Я стоял как громом поражённый и не мог пошевелиться. Вот значит, кем я для неё всегда был: всего лишь больным юродивым, бесноватым, дурачком, над которым впору лишь потешаться. Но тяжелее были не слова. Тяжелее всего было слышать злобу в голосе, который прежде твердил тебе любовные признания.
Я не стал удерживать её и сквозь наворачивающиеся на глаза слёзы видел, как она убегает. Моё сердце, кое-как склеенное слабой надеждой, разбилось вновь на сотни осколков, которые уже нельзя было склеить. Внезапно мне стало трудно дышать, горло схватил спазм, и всё куда-то поплыло перед глазами. Я понял, что вот-вот потеряю сознание, и сделал несколько шагов к стене дома.
– Пьяная, – словно откуда-то издалека донеслись чьи-то голоса.
А я прислонился к стене – лишь бы не упасть – и прижался щекой к холодному камню. Не знаю, сколько я вот так стоял и как потом машинально добрёл домой. Очнулся я уже на пороге гостиной, услышав испуганный вскрик миссис Хадсон:
– Мисс Холмс, что с вами?
Я едва мог говорить.
– Я больна, оказывается. Это не любовь, это болезнь. Но какая же это грязь?
– Что? Что вы говорите? Я не слышу.
– Это не грязь! Это любовь, чёрт возьми! Если я больна, то мир тоже болен! – Я скорее кинулся в свою комнату, к ящику стола, но он оказался пуст. – Миссис Хадсон, где он?! – прокричал я, лихорадочно обыскивая собственную комнату.
– Кто?
– Куда вы его дели?!
– Кого, мисс Холмс?
– Кокаин! Какого дьявола вы рылись в моих вещах?! Отдайте его мне! Не хочу больше! Я не хочу жить! Дайте мне умереть!
– Бог с вами, мисс Холмс! Успокойтесь! Вы на себя не похожи.
Мне было и стыдно, и больно, и тяжко. Совершенно обессилев, я опустилась на стул и закрыла лицо руками. Видимо, в ту минуту я представляла собой настолько жалкое зрелище, что миссис Хадсон обняла меня и стала гладить по голове.

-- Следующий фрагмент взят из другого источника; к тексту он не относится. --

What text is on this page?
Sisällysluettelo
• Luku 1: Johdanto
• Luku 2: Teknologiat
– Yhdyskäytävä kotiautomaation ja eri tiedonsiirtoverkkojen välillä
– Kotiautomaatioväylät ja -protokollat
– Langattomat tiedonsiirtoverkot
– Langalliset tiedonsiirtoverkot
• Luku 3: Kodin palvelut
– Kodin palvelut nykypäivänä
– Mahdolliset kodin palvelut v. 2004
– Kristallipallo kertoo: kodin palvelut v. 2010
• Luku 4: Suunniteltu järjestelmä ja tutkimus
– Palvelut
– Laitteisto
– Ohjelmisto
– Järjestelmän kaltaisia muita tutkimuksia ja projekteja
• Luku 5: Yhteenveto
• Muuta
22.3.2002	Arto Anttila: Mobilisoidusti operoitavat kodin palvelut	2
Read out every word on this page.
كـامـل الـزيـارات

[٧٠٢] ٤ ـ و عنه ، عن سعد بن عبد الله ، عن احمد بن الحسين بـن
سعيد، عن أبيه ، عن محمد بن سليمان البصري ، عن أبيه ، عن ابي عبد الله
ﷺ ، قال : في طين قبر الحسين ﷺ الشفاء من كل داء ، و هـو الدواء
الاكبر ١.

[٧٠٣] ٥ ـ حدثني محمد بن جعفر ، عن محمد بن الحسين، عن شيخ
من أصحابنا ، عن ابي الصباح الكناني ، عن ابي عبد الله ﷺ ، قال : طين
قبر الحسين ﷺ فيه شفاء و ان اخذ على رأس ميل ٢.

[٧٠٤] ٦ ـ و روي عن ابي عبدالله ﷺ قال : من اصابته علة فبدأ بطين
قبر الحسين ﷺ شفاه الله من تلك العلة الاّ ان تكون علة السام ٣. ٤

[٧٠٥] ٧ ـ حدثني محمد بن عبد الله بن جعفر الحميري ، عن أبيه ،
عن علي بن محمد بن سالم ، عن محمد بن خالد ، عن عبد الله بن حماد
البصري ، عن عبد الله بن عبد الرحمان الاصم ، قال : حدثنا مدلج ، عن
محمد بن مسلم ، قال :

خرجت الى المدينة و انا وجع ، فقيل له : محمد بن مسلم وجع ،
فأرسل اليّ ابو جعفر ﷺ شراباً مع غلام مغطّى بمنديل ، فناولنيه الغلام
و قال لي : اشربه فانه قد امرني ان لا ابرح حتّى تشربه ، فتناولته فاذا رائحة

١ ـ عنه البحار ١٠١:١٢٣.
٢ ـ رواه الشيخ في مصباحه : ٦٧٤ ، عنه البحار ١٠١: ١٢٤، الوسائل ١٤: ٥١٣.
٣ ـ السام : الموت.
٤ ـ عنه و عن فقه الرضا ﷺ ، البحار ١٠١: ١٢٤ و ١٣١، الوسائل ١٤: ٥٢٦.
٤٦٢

– Вы не больны, вы гениальны. Это он, ваш гений, всему причина.
– Не говорите глупостей, миссис Хадсон. Какой ещё гений? При чём тут гений?
У меня больше не было сил ни на что – в том числе и на самоубийство. Я словно перестал существовать, душа моя опустела, и даже боли я уже не чувствовал. Я сидел в своей комнате, глядел в окно, слонялся по квартире, ел, когда миссис Хадсон накрывала на стол, пытался сыграть что-нибудь на скрипке, но игра не получалась. Я словно умер, я перестал мыслить, и ничто на свете меня больше не интересовало. Я даже не задавался вопросом, зачем мне жить.
Но однажды всё изменилось – когда радостная миссис Хадсон ввела в нашу гостиную миссис Уитни.
– Мисс Холмс, посмотрите, кто пришёл к нам в гости, – воодушевлённо проговорила хозяйка, будто обращалась к умалишённому. Впрочем, я не сердился на неё за это. Моё состояние в самом деле мучило миссис Хадсон. Не знаю, насколько она считала себя виноватой, но в любом случае она не отступалась от попыток изменить моё настроение.
– Миссис Хадсон, я, кажется, уже говорил вам, что не нуждаюсь в подобных услугах.
Почтенная леди скептично на меня поглядела.
– Всё ваши непонятные шуточки, мисс Холмс. Вы только послушайте, что пришла рассказать миссис Уитни. Это такая радость. Пожалуйста, садитесь, дорогая.
Гостья расположилась на диване и принялась разглагольствовать:
– Очень жаль, мисс Холмс, что вы болели и пропустили такую свадьбу.
– Какое мне дело до чьих-то свадеб?
– Нет, мисс Холмс, выслушайте до конца. Хоть раз в жизни будьте вежливы, – строго нахмурила брови миссис Хадсон. – Продолжайте, пожалуйста, дорогая миссис Уитни.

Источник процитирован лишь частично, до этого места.